Abstract

Anecdotal experience and empirical evidence suggest animals approach or avoid conditioned stimuli based on the ability of those stimuli to elicit affective responses or interfere with affective assessments of ongoing stimuli. Thus, this study investigated the relationship between the ability of drug-conditioned environments to induce conditioned place preference or aversion and their ability to influence palatability responses to sucrose and quinine in those same environments. Mice were conditioned to methamphetamine (2mg/kg), morphine (10mg/kg) or naloxone (10mg/kg). Following testing for the expression of place conditioning, palatability responses to sucrose and quinine in the conditioned contexts were assessed.
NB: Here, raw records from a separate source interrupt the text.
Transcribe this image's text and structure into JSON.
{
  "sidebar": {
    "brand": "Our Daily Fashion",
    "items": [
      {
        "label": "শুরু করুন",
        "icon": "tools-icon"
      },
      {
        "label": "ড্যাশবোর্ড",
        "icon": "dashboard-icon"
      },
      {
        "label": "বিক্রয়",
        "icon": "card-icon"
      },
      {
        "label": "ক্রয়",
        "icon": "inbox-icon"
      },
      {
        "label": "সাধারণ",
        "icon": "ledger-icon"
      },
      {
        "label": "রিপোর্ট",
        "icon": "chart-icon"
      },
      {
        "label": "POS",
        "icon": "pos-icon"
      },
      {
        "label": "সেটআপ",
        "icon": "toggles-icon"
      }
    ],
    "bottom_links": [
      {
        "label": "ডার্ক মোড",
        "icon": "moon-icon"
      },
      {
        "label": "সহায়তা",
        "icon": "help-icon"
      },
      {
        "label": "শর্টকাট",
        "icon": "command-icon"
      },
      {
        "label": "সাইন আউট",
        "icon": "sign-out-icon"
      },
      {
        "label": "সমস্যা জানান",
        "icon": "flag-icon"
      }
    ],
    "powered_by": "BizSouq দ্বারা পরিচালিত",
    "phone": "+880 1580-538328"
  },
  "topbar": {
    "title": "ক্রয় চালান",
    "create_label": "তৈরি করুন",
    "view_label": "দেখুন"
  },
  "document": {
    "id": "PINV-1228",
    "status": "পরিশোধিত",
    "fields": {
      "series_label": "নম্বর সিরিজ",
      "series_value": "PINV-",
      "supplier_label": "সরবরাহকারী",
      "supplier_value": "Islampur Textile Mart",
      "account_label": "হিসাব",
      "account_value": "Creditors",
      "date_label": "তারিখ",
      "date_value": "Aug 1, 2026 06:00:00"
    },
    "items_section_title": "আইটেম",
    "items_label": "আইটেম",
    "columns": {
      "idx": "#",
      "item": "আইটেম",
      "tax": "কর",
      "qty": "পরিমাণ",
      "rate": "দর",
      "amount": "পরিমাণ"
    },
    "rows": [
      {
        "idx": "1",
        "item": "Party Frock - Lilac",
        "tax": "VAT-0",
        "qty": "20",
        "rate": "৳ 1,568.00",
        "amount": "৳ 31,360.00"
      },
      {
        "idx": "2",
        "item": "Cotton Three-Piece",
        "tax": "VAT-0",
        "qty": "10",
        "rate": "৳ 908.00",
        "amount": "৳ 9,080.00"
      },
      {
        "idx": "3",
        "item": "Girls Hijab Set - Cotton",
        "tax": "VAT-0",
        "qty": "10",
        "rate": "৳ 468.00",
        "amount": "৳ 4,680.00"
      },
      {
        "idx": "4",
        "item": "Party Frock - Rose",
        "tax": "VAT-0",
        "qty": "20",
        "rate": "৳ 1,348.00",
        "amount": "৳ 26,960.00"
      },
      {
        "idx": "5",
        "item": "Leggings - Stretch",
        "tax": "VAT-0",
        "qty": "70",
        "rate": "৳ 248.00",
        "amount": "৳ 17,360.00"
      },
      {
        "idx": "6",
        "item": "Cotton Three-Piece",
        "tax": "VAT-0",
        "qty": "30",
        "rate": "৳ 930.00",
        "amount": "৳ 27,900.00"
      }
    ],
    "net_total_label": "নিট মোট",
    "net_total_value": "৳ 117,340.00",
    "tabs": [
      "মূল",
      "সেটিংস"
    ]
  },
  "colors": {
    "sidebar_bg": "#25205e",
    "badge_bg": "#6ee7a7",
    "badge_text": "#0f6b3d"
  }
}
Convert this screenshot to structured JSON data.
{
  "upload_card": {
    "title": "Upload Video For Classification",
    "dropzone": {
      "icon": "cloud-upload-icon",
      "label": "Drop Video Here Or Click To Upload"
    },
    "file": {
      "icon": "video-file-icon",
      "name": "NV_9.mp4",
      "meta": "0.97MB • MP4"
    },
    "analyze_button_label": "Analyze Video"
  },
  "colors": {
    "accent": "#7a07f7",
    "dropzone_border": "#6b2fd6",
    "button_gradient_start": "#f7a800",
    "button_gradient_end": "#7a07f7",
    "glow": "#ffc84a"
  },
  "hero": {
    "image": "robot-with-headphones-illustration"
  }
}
In general, virtually no effects of exposure to drug-conditioned contexts on overall positive or aversive palatability responses were observed. However, in naloxone-conditioned mice, the strength of conditioned place aversion to the naloxone-paired context correlated with aversive taste reactivity responses to quinine in that context. In morphine-conditioned mice, positive reactions to sucrose in the morphine-paired context negatively correlated with positive reactions to sucrose in the vehicle-paired context. Interestingly, the rate of methamphetamine-induced behavioral sensitization during conditioning and positive taste responses to sucrose in the methamphetamine-paired context positively correlated. These studies suggest that conditioned stimuli interact with or modulate the affective experience of ongoing unconditioned stimuli such as tastants, and these may reflect behavioral processes that guide behavior optimally.